Layout is triggered again whenever anything changes the size or position of elements: resizing the window, adding elements via JavaScript, changing font sizes.

Step 10: Painting and Compositing

Painting converts the layout tree into actual pixels: drawing text, colors, borders, shadows, images. This happens in layers — elements that can move independently (like fixed headers, animations, or position: fixed elements) get their own compositing layer.

Compositing combines these layers in the GPU and sends the final image to the display.

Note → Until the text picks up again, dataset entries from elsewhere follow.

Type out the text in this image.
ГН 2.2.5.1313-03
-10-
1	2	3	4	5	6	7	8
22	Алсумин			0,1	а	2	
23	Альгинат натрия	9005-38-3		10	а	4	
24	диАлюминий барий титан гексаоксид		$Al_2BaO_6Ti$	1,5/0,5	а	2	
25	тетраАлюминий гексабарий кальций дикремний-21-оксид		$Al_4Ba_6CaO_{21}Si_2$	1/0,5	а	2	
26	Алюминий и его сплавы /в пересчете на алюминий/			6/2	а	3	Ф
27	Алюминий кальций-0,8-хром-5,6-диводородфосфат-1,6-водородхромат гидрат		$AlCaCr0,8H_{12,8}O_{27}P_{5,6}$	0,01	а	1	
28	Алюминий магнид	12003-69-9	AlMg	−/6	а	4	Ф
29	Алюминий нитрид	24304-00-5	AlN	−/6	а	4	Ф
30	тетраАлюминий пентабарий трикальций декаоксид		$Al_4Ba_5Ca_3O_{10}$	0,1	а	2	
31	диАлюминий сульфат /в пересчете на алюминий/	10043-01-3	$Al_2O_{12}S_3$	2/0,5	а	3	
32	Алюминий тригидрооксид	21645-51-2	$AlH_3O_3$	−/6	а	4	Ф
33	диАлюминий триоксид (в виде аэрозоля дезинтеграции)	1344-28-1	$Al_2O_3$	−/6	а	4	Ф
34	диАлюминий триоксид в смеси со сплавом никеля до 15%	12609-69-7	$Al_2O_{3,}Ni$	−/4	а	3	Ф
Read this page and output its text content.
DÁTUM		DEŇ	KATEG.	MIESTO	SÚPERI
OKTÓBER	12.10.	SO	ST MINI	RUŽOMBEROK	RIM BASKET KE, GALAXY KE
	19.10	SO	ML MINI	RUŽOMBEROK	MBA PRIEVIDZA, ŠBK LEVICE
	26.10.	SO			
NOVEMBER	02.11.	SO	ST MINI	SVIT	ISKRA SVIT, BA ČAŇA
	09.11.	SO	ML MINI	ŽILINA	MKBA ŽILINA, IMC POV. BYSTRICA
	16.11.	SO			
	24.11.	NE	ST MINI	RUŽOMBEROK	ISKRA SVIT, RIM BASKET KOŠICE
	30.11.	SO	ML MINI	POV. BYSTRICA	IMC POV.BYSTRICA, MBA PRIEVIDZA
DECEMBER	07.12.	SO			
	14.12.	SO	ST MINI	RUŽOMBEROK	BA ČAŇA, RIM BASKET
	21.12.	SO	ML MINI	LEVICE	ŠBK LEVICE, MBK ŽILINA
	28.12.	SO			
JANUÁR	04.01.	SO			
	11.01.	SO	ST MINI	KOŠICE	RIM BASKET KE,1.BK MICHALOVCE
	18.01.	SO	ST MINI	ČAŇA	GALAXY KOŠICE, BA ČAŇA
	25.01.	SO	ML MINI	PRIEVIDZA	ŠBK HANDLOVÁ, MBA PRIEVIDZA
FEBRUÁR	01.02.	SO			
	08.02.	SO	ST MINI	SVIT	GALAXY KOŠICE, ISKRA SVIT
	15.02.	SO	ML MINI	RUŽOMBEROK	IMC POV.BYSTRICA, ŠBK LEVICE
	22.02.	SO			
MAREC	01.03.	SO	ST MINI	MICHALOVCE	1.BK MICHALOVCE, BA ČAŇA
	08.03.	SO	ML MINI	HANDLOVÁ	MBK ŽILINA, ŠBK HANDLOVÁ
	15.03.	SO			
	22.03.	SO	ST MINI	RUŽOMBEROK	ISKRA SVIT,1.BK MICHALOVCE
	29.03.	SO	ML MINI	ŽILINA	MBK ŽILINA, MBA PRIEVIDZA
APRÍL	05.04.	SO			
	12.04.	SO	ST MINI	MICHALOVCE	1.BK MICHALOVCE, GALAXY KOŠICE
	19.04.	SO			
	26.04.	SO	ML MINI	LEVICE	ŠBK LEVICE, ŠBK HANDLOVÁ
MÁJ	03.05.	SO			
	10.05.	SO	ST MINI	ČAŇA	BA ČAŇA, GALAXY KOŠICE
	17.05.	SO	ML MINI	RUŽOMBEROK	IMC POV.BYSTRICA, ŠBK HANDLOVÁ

Modern browsers try to handle animations and scrolling entirely on the GPU, without re-running layout or paint. CSS properties like transform and opacity can be animated this way — they’re handled entirely by the compositor. This is why animating transform: translateX() is smooth while animating left or margin causes jank: the latter triggers layout recalculation every frame.

The Full Timeline

URL entered
  → DNS lookup (0-100ms)
  → TCP handshake (1 RTT)
  → TLS handshake (1-2 RTTs)
  → HTTP request sent
  → Server processes request
  → First byte arrives (TTFB)
  → HTML parsed, resources discovered
  → CSS + JS downloaded in parallel
  → DOM + CSSOM complete
  → Layout → Paint → Composite
  → Page visible to user

Performance optimization is essentially about shrinking each of these steps: fewer DNS lookups (keep connections alive), fewer round trips (HTTP/2, CDNs), less to download (compression, code splitting), less to render (efficient CSS, avoiding layout thrash).

---

The next time a page feels slow, you now have a map of where to look. The next time someone asks why CDNs matter, or why render-blocking CSS is a problem, or why a mobile user in another country has a different experience — you know the answer. Every millisecond is earned or lost at a specific, identifiable step in this chain.